FRIDAY, April 22, 2005 (HealthDay News) -- It may be nearly a half-century old, but the cardiac pacemaker just keeps on ticking, pepping up desultory hearts quietly and efficiently. The advent of the implantable battery-powered pacemaker is considered one of the singular medical achievements of the 20th century.
But it's not your father's pacemaker any more. Almost without notice, the little device to regulate the heart rate has gotten some zip from 21st century electronic wizardry. These days, the newest versions of the pacemaker keep the heart beating at just the right speed with electronic leads placed on both the organ's upper chambers (the atria) and one of the lower chambers (the right ventricle). The older versions generally did their work via a single electrode placed on the right ventricle, occasionally the right atrium.
Why is this important, you may ask. It all has to do with the electrical activity of the heart and how, when it goes awry, to best mimic the natural physiology artificially with a battery-operated stimulator. Easy to say, hard to do.
For some time now, the atrial version of the pacemaker, known as the dual-chamber device, has taken over the market for the 600,000 or so patients who get a device implanted every year. Cardiologists assumed that the newer device's more physiological approach had a variety of advantages -- among them reducing the risk of heart failure and stroke and improving quality of life. They also assumed it extended life.
In fact, several large studies suggested a modest benefit for all these and others, except that life expectancy was essentially unchanged. But as the dual-chamber pacemaker was about $3,000 more expensive, the question arose as to whether the modest clinical improvements were worth the extra money.
Now, for at least one major reason that people are given pacemakers, the answer appears to be yes, as measured by a complicated formula called quality-adjusted life years gained.
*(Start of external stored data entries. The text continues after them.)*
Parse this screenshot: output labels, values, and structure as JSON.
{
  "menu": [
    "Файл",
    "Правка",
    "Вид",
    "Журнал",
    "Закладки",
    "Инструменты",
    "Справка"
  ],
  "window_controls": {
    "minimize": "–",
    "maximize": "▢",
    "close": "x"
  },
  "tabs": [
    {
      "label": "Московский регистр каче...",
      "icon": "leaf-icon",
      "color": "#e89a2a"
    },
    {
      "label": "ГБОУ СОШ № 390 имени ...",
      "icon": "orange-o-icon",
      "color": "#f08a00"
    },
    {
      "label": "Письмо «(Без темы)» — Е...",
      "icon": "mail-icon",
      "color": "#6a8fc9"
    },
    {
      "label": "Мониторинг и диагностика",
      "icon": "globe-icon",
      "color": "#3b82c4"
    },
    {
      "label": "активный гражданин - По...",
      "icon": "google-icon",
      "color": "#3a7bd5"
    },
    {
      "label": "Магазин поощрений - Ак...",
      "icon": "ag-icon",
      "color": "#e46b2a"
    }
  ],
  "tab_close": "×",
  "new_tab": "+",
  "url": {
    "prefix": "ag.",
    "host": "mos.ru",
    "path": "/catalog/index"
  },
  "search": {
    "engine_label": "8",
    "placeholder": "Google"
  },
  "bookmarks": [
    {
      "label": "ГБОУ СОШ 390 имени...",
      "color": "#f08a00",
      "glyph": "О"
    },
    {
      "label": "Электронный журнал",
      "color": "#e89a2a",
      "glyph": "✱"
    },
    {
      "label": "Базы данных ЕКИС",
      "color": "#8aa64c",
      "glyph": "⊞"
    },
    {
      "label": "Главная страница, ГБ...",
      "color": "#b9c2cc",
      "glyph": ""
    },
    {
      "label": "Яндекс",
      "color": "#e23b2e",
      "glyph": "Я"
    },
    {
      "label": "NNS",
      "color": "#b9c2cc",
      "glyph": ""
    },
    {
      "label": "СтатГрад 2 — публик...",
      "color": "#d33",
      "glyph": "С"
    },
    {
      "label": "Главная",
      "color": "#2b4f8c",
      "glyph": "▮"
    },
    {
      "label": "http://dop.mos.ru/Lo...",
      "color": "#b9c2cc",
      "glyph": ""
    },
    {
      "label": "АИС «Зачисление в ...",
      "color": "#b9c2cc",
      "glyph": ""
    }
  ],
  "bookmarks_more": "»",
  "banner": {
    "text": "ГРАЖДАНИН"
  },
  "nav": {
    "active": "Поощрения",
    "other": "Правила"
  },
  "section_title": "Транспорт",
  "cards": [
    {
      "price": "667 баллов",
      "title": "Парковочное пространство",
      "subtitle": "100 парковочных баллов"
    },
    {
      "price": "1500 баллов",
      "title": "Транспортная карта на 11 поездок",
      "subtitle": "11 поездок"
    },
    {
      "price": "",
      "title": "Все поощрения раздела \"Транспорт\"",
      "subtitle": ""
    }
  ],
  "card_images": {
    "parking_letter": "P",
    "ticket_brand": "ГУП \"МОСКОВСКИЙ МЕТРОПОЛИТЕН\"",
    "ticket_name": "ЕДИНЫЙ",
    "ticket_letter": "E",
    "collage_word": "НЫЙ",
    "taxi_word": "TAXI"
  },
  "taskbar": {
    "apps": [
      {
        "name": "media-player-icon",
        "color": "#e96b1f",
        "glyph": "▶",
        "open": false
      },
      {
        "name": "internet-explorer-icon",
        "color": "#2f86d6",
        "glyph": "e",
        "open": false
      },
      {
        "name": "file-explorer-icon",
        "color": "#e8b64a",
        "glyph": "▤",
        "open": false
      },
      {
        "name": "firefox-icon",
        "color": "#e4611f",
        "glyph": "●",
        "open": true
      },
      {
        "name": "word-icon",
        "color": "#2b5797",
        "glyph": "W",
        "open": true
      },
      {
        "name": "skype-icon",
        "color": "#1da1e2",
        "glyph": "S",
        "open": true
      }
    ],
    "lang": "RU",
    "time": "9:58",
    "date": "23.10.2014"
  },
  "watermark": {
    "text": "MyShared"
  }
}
This problem is called sick sinus syndrome. It refers to the sinus node, the bundle of specialized cells in the right atrial wall that form the body's natural pacemaker.
The cost-benefit study was published in the Jan. 4 issue of Circulation, the journal of the American Heart Association. It found that the dual-chamber device had a greater cost-benefit advantage than a number of other interventions in cardiology. Over a projected lifetime, particularly beyond four years, it actually saved money in hospitalization and other medical costs compared with the single-chamber device.
Meanwhile, a small study published in The Lancet suggested that pacemakers could help epileptics with a high risk of sudden death, a rare outcome of epilepsy.
Twenty patients with severe epilepsy were monitored for 22 months with implanted devices that recorded heart rates. Sixteen had frequent episodes of abnormally rapid heart rates, though they were not life-threatening. The other four patients, however, had bouts of abnormally slow heart rates, which were dangerous. Those four were given pacemakers.
Although the practicality of finding those with epilepsy who are at risk of sudden death was not clear, neurologists were intrigued by the possibilities. About one in every 1,000 persons with epilepsy dies each year of what is called SUDEP, sudden unexplained death in epilepsy, and the incidence of sudden death increases with the severity of the condition. For patients whose epilepsy is severe enough to require surgery, the annual SUDEP death rate is 1 percent.
Finally, there was a byte of good news for the three million Americans living with pacemakers. The devices appear to be standing up well to the wireless age, according to a Mayo Clinic study.
Doctors there undertook the study to avoid risking danger to patients with an implanted pacemaker. They wanted to make sure that wireless networks they set up at the clinic were not affecting the sophisticated pacemaker circuitry with electromagnetic interference. All systems were "go."